Ben, 1 Mayıs’ta işçi sınıfının birlik, dayanışma ve mücadelesinden söz etmeyeceğim.
Gerçekçi olalım, böyle bir birliktelik, böyle bir dayanışma, böyle bir haklar mücadelesi yok!
Sendikacılarımız da sendikacı falan değil; işverenin işçi arasına sokulmuş elermanları gibiler. Türk-İŞ Genel Başkanını açık kalmış mikrofonda yakaladık.
İşçi sınıfı da işçi sınıfı falan değil, öylesi İşçi sınıfı pazarlamacısını oradan kovmayı bile bilemediler; hangi haktan, hukuktan, birlikten, dayanışmadan haklar mücadelesinden söz ediyoruz?
Ülkemizde yaklaşık 15 milyon çalışan var.
Bu on beş milyon çalışanın sadece %6-7’si sendikalı. Yani sendikalı sayısı bir milyonu bile bulmuyor.
Hal böyleyken sendikalarımız ne yapıyor?
Maaşlarını alıyorlar. Törenlere katılıyorlar.

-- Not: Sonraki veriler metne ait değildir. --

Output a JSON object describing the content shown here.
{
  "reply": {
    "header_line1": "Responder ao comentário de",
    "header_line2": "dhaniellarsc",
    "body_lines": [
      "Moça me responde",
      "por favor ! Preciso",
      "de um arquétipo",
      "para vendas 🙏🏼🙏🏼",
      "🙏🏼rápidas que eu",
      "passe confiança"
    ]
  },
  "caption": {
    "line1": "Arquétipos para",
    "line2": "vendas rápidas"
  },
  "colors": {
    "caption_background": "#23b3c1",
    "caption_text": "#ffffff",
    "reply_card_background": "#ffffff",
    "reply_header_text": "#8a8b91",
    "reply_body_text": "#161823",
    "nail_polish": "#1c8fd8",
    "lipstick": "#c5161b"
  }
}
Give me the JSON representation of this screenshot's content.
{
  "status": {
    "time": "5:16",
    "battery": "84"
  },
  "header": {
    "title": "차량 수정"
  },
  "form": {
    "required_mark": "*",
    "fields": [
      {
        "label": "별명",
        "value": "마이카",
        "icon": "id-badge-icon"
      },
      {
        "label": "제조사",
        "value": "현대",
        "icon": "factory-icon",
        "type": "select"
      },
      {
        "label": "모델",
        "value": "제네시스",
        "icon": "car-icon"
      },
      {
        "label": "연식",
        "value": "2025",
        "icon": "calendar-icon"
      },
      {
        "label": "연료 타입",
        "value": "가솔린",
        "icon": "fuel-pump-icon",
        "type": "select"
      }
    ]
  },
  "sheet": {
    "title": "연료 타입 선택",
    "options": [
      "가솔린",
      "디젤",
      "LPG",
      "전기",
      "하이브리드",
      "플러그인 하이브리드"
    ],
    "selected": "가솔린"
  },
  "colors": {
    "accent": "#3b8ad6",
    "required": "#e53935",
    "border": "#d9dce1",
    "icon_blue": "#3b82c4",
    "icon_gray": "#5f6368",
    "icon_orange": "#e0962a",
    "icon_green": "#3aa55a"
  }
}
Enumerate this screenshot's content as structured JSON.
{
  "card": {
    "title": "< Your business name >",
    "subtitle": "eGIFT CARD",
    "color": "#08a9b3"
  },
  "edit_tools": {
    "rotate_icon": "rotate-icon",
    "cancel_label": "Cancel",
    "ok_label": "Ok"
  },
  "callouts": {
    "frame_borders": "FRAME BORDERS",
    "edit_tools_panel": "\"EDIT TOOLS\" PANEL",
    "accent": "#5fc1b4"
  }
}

Yılda bir gün sendikacı olduklarını anımsıyor, 1Mayıs kutluyorlar.
Bir de “illa da Taksim’i istiyoruz” diye tutturuyor görünüp Maltepe’ye sığınıyorlar.
Başka?
İşçilerin açlık sınırının altında yaşamasına evet diyorlar.
Ülkede asgari ücretin, normal ücret düzeyine getirilmesine “eyvallah!” diyorlar.
Yedikleri önlerinde yemedikleri arkalarında sefa sürüyorlar ama iktidarın iş verenlere “Bakın zamanımızda bir grev oluyor mu?” demesini hayatın doğal akışı sayıyorlar.
Ha, bir şey daha yapıyorlar:
Ülkede çalışan 15 milyon insanın sadece bir milyondan azının sendikalı olmasından utanmıyorlar.
Ötesini siz düşünün.
Bunlardan söz etmek bile insanın kalbini sıkıştırıyor.
Yüreği emekçi sevgisiyle çarpanların ! Mayıs’ı kutlu olsun.